11. 2009 USAC Guidance request. Primary issues: Prepaid calling cards, Frame relay/ATM, VPN and Dedicated IP services
- Request for Review of Decisions of the Title II Program Administrators (filed Nov. 2, 2016).
- Locus seeks review of the decisions of Rolka Loube (TRS Fund Administrator) and Neustar (administrator of the LNP funding mechanism) for assessing revenues from both common carriage offerings and private carriage offerings. Locus argues that the Form 499-A is deficient for failing to provide carriers a means to segregate private carriage revenues from common carriage revenues. Locus therefore asks that the Commission instruct the Title II Program Administrators to recognize its private carrier status and to reissue invoices as requested; direct USAC to withhold private carriage revenues from data shared with the Program Administrators; order USAC to discontinue its policy of relying on the “primary” service identified in Line 805 of Form 499-A; and provide relief as appropriate.
- Letter from Richard A. Beldon, USAC, to Julie Veach, Wireline Competition Bureau, FCC, August 19, 2009 (received August 24, 2009).

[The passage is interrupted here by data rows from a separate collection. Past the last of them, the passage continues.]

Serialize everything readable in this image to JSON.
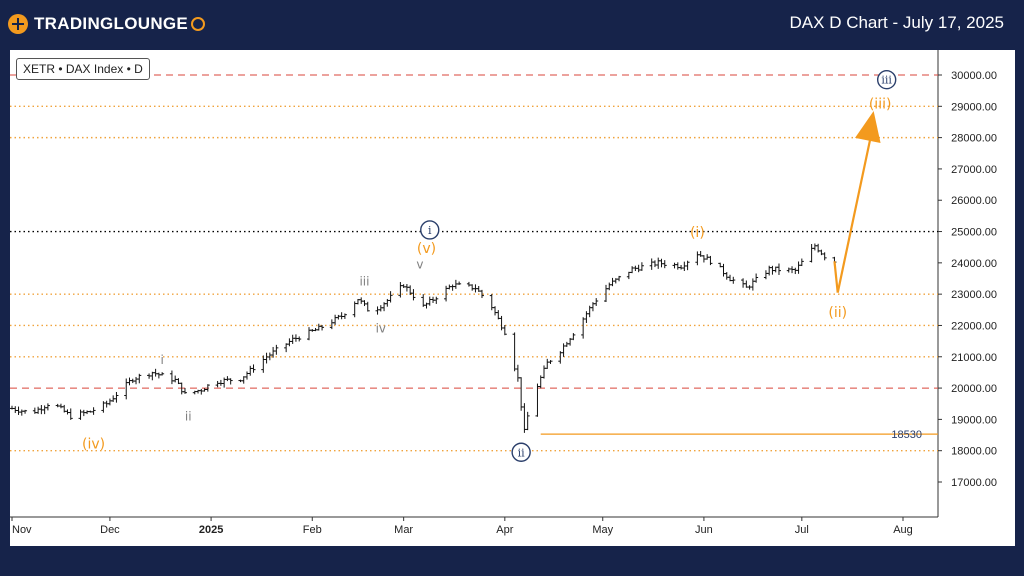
{
  "header": {
    "logo_text": "TRADINGLOUNGE",
    "title": "DAX D Chart - July 17, 2025"
  },
  "symbol_label": "XETR • DAX Index • D",
  "colors": {
    "background": "#16234a",
    "accent": "#f39a1e",
    "navy_label": "#2b3f6b",
    "gray_label": "#808080",
    "orange_dotted": "#f0a33c",
    "red_dashed": "#d9463b",
    "black_dotted": "#000000",
    "candle": "#111111"
  },
  "chart_data": {
    "type": "candlestick",
    "title": "DAX D Chart - July 17, 2025",
    "symbol": "XETR • DAX Index • D",
    "x_tick_labels": [
      "Nov",
      "Dec",
      "2025",
      "Feb",
      "Mar",
      "Apr",
      "May",
      "Jun",
      "Jul",
      "Aug"
    ],
    "x_tick_days": [
      0,
      30,
      61,
      92,
      120,
      151,
      181,
      212,
      242,
      273
    ],
    "y_tick_labels": [
      "30000.00",
      "29000.00",
      "28000.00",
      "27000.00",
      "26000.00",
      "25000.00",
      "24000.00",
      "23000.00",
      "22000.00",
      "21000.00",
      "20000.00",
      "19000.00",
      "18000.00",
      "17000.00"
    ],
    "ylim": [
      16000,
      31000
    ],
    "xlim": [
      0,
      283
    ],
    "horizontal_levels": [
      {
        "value": 30000,
        "style": "red-dashed"
      },
      {
        "value": 29000,
        "style": "orange-dotted"
      },
      {
        "value": 28000,
        "style": "orange-dotted"
      },
      {
        "value": 25000,
        "style": "black-dotted"
      },
      {
        "value": 23000,
        "style": "orange-dotted"
      },
      {
        "value": 22000,
        "style": "orange-dotted"
      },
      {
        "value": 21000,
        "style": "orange-dotted"
      },
      {
        "value": 20000,
        "style": "red-dashed"
      },
      {
        "value": 18000,
        "style": "orange-dotted"
      }
    ],
    "support_line": {
      "value": 18530,
      "label": "18530",
      "day_start": 162
    },
    "price_anchors": [
      [
        0,
        19350
      ],
      [
        6,
        19200
      ],
      [
        12,
        19550
      ],
      [
        18,
        19100
      ],
      [
        24,
        19250
      ],
      [
        29,
        19500
      ],
      [
        33,
        19900
      ],
      [
        37,
        20300
      ],
      [
        43,
        20500
      ],
      [
        50,
        20250
      ],
      [
        53,
        19800
      ],
      [
        58,
        19950
      ],
      [
        62,
        20200
      ],
      [
        70,
        20300
      ],
      [
        78,
        21000
      ],
      [
        86,
        21550
      ],
      [
        94,
        21900
      ],
      [
        101,
        22300
      ],
      [
        106,
        22850
      ],
      [
        110,
        22400
      ],
      [
        115,
        22800
      ],
      [
        120,
        23300
      ],
      [
        126,
        22600
      ],
      [
        135,
        23300
      ],
      [
        142,
        23200
      ],
      [
        147,
        22600
      ],
      [
        151,
        21800
      ],
      [
        155,
        20300
      ],
      [
        157,
        18600
      ],
      [
        159,
        19600
      ],
      [
        164,
        20800
      ],
      [
        168,
        21200
      ],
      [
        173,
        21900
      ],
      [
        178,
        22700
      ],
      [
        183,
        23300
      ],
      [
        190,
        23800
      ],
      [
        198,
        24000
      ],
      [
        205,
        23900
      ],
      [
        210,
        24300
      ],
      [
        215,
        24000
      ],
      [
        220,
        23500
      ],
      [
        225,
        23200
      ],
      [
        232,
        23800
      ],
      [
        240,
        23750
      ],
      [
        246,
        24550
      ],
      [
        250,
        24100
      ],
      [
        252,
        24050
      ]
    ],
    "projection": [
      {
        "day": 252,
        "value": 24050
      },
      {
        "day": 253,
        "value": 23050
      },
      {
        "day": 264,
        "value": 28850
      }
    ],
    "wave_labels": [
      {
        "text": "ⓘ",
        "day": 128,
        "value": 25050,
        "color": "navy",
        "circled": true
      },
      {
        "text": "(v)",
        "day": 127,
        "value": 24450,
        "color": "orange"
      },
      {
        "text": "v",
        "day": 125,
        "value": 23950,
        "color": "gray"
      },
      {
        "text": "iii",
        "day": 108,
        "value": 23400,
        "color": "gray"
      },
      {
        "text": "iv",
        "day": 113,
        "value": 21900,
        "color": "gray"
      },
      {
        "text": "i",
        "day": 46,
        "value": 20900,
        "color": "gray"
      },
      {
        "text": "ii",
        "day": 54,
        "value": 19100,
        "color": "gray"
      },
      {
        "text": "(iv)",
        "day": 25,
        "value": 18200,
        "color": "orange"
      },
      {
        "text": "ⓘⓘ",
        "day": 156,
        "value": 17950,
        "color": "navy",
        "circled": true
      },
      {
        "text": "(i)",
        "day": 210,
        "value": 24950,
        "color": "orange"
      },
      {
        "text": "(ii)",
        "day": 253,
        "value": 22400,
        "color": "orange"
      },
      {
        "text": "(iii)",
        "day": 266,
        "value": 29050,
        "color": "orange"
      },
      {
        "text": "ⓘⓘⓘ",
        "day": 268,
        "value": 29850,
        "color": "navy",
        "circled": true
      }
    ],
    "wave_texts": [
      "i",
      "(v)",
      "v",
      "iii",
      "iv",
      "i",
      "ii",
      "(iv)",
      "ii",
      "(i)",
      "(ii)",
      "(iii)",
      "iii"
    ]
  }
}
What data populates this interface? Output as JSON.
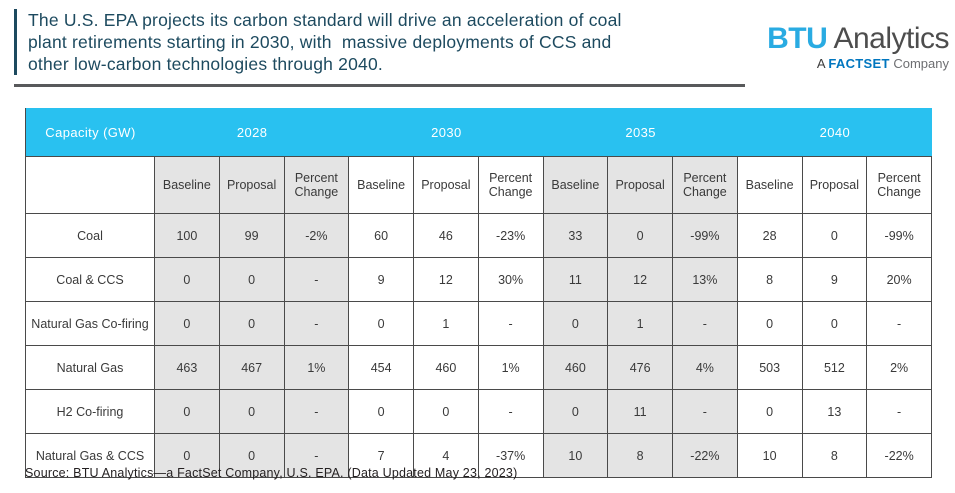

- On August 19, 2009, USAC submitted a list of outstanding policy guidance requests which it had presented to the FCC. Of the 6 individual items on that list, 3 were requests for guidance on USF contribution matters. Specifically, these concerned reporting on prepaid card revenue; the classification of Asynchronous Transfer Mode (ATM) and Frame Relay revenue; and the classification of VPN and Dedicated Internet Protocol revenue.
- USAC requests clarification regarding the revenues to be reported by prepaid calling card providers. Prepaid cards present an issue for accurate assessment of revenue because they may be sold through a third-party distributor, sold without a face value, or sold at a discount. Further, the date on which a prepaid calling card is sold to the end-user may be ambiguous (because of sales through distributors or wholesalers), so it is unclear when a carrier should report the associated revenue. Because of the uncertainty surrounding these cards, USAC asked the FCC to identify the amount of revenue that should be reported and the date when such revenues should be counted.
- USAC also seeks advice relating to revenue from Asynchronous Transfer Mode (ATM) and Frame Relay products. In its audits of Forms 499-A, USAC found several instances where this ATM revenue was classified as “non-telecommunications” because carriers considered it derived from an information service. USAC seeks greater clarity regaring the proper classification of ATM and Frame Relay revenue.
- Finally, USAC seeks guidance on the revenue received from VPN and Dedicated Internet Protocol services. This revenue was related to data transport using IP, which, according to USAC, is similar to Private Line/Frame Relay. That revenue is supposed to be reported as telecommunications-derived, but carriers had classified IP revenues as “non-telecommunications.” USAC has requested guidance on this issue.